I quickly went back to my room, and with a heavy heart and swollen eyes, I laid down on my bed, my cheeks still wet from the tears that had coursed down my face. I wasn't expecting my dad to do that to me tonight, and it extremely bothered me. I became so scared as I looked around the room. What if he came in again to beat me? I was totally scared and I knew I had to escape from his house.

The room was dimly lit, and the soft glow of a lamp opposite my bed made me comfortable a little bit due to its simple and beautiful colour.

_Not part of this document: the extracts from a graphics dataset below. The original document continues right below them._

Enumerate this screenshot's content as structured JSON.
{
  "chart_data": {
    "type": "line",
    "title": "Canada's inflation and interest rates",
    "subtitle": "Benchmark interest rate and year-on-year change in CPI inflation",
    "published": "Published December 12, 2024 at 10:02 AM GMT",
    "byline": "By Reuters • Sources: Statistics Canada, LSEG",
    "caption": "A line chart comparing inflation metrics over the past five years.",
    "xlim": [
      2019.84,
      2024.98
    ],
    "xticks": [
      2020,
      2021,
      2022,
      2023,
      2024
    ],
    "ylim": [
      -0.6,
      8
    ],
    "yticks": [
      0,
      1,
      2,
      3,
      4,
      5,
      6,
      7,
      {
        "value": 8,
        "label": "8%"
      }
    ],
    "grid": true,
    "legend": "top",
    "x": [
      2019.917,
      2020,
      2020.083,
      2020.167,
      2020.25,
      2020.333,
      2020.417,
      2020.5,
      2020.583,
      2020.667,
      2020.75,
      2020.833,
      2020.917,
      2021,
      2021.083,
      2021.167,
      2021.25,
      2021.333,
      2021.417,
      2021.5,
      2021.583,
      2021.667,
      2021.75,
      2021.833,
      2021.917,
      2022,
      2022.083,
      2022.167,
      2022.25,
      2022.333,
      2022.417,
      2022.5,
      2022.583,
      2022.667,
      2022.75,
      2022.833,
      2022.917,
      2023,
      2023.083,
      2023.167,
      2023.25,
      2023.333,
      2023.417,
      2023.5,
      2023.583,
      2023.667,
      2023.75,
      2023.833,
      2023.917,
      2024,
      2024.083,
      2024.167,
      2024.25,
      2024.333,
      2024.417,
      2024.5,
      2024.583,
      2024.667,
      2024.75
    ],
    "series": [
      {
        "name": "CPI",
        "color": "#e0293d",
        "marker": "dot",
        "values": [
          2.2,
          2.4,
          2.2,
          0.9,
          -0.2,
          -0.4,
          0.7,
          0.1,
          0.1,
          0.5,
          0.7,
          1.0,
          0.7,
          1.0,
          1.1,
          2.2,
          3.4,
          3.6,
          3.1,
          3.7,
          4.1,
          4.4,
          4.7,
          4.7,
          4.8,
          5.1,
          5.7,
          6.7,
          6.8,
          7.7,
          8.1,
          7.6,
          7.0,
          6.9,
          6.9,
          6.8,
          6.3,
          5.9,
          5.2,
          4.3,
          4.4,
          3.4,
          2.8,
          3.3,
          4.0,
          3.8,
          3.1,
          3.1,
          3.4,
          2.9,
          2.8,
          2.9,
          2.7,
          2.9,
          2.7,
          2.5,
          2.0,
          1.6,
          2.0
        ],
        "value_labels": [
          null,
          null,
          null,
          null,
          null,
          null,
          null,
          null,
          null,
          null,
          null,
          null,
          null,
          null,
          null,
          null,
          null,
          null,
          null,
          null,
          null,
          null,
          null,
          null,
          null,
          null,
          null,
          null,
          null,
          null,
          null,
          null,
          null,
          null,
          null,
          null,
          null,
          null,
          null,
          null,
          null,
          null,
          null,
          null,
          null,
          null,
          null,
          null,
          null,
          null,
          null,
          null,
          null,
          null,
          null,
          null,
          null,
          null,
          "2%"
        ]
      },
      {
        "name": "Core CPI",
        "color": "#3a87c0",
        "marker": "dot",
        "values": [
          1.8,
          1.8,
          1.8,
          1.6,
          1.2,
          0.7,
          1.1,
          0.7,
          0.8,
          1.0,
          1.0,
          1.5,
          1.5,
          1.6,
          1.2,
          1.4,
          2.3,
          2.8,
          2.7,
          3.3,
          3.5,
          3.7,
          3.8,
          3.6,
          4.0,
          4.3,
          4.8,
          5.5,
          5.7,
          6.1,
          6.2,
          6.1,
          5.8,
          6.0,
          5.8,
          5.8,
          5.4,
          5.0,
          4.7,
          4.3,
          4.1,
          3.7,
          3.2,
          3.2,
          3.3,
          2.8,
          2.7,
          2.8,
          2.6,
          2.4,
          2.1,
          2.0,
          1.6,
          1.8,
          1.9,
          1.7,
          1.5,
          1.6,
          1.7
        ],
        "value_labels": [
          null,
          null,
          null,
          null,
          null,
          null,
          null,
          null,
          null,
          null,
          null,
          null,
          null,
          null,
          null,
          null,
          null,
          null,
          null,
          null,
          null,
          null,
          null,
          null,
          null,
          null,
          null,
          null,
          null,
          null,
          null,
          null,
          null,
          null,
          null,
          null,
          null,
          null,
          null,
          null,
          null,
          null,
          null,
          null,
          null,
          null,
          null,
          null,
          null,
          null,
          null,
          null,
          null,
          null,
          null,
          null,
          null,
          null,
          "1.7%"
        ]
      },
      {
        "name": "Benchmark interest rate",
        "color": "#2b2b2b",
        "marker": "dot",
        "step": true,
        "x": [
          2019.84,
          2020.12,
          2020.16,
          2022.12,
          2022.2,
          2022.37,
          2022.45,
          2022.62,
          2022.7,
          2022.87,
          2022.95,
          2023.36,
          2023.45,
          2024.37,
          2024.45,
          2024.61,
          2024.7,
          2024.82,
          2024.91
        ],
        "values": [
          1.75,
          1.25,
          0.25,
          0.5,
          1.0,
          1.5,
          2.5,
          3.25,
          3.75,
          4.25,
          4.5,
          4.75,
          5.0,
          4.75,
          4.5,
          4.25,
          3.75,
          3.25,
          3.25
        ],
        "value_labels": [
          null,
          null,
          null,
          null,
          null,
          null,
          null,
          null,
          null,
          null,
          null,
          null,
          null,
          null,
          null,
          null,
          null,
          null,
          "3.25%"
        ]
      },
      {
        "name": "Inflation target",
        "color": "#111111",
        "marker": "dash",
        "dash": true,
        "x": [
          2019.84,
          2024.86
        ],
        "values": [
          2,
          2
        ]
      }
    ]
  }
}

As I closed my eyes, the world around me seemed to recede into the background. I didn't want to talk about what just happened, why it happened, or if it would continue to happen. I just wanted to leave everything behind and forget about everything.

My thoughts slowly began to drift away, like leaves carried by a gentle stream. My breathing steadied, and I soon stopped crying. The warmth of my blanket embraced me, and I felt relief and was secured for a moment. I was already falling asleep and it felt so much as if the world had wrapped me in its gentle embrace, cradling me in the comfort of sleep. Soon after, I slept off.